Most evaluable patients had B-cell recovery by 36 months in the study, which included a population of CLL patients largely without 17p deletions, said Jennifer R. Brown, MD, PhD, of Dana-Farber Cancer Institute, Boston, and her coinvestigators.

“These data support moving forward with these regimens in subsequent trials, which are currently ongoing,” they said in their report on the study, which appears in Blood.

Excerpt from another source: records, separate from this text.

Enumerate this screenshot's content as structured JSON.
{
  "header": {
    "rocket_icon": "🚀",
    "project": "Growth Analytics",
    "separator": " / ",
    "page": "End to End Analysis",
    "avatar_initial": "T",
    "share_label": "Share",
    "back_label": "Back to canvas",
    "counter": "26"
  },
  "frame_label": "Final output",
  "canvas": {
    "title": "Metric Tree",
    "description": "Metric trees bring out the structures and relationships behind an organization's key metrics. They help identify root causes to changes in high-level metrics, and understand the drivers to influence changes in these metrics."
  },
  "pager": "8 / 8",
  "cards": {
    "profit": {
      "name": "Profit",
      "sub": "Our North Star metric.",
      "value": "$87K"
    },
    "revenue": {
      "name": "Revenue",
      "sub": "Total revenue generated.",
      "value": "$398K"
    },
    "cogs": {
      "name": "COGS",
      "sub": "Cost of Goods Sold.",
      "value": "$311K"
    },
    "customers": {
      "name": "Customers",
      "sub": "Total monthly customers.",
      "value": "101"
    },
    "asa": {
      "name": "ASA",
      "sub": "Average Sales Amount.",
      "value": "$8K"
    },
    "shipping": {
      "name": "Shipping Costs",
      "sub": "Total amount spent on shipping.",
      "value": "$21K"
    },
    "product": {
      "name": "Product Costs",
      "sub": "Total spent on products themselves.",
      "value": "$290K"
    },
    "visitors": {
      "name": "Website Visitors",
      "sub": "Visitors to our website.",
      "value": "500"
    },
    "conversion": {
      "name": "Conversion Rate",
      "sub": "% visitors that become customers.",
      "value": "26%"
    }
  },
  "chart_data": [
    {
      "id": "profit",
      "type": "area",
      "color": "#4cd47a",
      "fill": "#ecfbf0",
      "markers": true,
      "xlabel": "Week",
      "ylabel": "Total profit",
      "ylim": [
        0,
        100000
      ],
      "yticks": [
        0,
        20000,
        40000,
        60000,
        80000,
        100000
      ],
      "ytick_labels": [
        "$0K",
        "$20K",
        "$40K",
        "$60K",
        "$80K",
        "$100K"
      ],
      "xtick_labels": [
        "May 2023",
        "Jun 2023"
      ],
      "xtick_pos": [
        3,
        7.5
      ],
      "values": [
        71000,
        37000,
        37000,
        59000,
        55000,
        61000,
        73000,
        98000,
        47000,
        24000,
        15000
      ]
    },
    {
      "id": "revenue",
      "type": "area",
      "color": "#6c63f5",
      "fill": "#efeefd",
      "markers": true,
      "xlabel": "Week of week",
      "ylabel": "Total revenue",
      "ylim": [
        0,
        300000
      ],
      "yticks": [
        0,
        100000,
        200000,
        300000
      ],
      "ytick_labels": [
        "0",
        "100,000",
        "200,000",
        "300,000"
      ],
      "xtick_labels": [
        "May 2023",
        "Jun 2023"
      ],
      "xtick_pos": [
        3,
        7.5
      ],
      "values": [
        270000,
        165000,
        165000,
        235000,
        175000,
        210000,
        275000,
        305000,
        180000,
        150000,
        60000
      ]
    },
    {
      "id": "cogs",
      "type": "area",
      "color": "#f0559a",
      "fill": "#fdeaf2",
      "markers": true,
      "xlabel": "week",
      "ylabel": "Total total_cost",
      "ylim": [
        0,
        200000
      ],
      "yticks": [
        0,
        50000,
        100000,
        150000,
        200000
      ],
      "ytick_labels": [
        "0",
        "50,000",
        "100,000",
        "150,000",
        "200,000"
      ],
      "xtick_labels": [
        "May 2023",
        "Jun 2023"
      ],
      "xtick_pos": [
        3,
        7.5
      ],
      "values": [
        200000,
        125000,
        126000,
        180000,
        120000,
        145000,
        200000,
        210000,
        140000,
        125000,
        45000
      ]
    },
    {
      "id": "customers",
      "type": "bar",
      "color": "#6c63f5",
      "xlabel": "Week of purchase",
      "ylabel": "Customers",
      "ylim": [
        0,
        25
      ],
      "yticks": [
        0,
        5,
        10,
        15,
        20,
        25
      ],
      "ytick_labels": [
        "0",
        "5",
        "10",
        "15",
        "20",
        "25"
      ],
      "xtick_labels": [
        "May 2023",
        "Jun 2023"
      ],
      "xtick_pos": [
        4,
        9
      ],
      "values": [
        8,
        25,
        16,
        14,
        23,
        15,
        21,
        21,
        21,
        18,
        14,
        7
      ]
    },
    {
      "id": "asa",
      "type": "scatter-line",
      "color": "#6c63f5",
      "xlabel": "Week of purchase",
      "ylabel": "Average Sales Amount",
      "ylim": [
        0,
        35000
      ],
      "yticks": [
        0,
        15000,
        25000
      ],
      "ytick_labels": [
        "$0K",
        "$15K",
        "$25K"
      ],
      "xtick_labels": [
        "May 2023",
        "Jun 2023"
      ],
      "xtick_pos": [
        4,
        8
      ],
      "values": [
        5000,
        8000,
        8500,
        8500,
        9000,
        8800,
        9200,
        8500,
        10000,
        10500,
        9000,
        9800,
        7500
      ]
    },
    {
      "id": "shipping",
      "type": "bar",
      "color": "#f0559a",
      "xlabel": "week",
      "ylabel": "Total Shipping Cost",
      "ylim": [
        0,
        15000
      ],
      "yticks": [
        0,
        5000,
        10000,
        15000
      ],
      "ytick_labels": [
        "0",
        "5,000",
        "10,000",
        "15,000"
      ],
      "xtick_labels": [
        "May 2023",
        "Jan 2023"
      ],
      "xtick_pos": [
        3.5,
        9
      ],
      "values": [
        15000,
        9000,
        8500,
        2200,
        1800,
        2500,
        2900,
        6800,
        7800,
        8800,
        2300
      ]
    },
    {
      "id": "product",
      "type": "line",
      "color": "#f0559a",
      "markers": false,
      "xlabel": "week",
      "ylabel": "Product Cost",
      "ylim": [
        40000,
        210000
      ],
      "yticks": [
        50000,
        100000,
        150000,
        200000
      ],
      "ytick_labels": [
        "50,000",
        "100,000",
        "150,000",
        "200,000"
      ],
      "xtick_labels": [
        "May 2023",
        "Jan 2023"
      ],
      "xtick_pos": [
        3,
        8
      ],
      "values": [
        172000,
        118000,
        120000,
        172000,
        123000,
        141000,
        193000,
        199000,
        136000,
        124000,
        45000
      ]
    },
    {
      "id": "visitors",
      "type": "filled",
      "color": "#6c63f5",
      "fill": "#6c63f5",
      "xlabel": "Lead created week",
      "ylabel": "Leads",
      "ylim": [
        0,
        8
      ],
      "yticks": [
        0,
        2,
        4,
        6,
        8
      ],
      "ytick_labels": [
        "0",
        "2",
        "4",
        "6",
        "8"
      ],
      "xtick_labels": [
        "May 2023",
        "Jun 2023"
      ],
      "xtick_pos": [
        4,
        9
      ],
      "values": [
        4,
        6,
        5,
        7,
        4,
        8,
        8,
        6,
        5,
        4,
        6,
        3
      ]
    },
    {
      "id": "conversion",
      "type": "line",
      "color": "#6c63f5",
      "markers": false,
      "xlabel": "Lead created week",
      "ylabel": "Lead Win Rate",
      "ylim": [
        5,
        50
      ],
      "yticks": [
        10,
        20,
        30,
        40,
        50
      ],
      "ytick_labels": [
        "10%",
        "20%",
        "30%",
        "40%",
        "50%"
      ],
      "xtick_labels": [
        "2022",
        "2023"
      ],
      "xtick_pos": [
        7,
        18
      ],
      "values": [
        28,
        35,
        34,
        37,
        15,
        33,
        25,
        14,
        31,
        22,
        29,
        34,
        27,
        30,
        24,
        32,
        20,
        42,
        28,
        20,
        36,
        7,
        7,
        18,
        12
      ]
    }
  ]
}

The open-label, parallel-arm, multicenter phase 1b GALTON study included 41 patients with CLL, of whom 21 received G-FC and 20 received G-B for up to six cycles of 28 days each. The median age was 60 years, and about one-third of patients had Rai stage III or IV disease. Only one patient had del(17p), and nearly half of patients tested (17 of 38 patients) had unmutated immunoglobulin heavy-chain variable region gene (IGHV). Six patients had del(11q), including four in the G-FC arm and two in the G-B arm.

Both G-FC and G-B had manageable toxicities, with infusion-related reactions being the most common adverse event, occurring in 88% (20% grade 3 or 4), Dr. Brown and her colleagues reported, adding that grade 3 or 4 neutropenia was seen in 48% of the G-FC arm and 55% of the G-B arm.

The objective response rate (ORR) was 62% for G-FC and 90% for GB.

“The ORR in the G-FC arm likely does not reflect the true activity of the regimen, as it is based on an intent-to-treat analysis,” the investigators said.

With a median observation time of 40.4 months, 95% of patients were alive, and 90% had not experienced a progression-free survival event.

Nine patients in the G-FC arm underwent minimal residual disease (MRD) testing in peripheral blood; 100% had undetectable MRD, according to the report.

“With the caveat of small patient numbers and inevitable differences in patient populations across studies, these results suggest that G-FC may clear residual disease more effectively than rituximab plus FC,” the investigators wrote.

Previous studies of R-FC showed an undetectable MRD rate of 45% or less, they said.

The study was sponsored by Genentech. The investigators reported disclosures related to Genentech/Roche and other companies.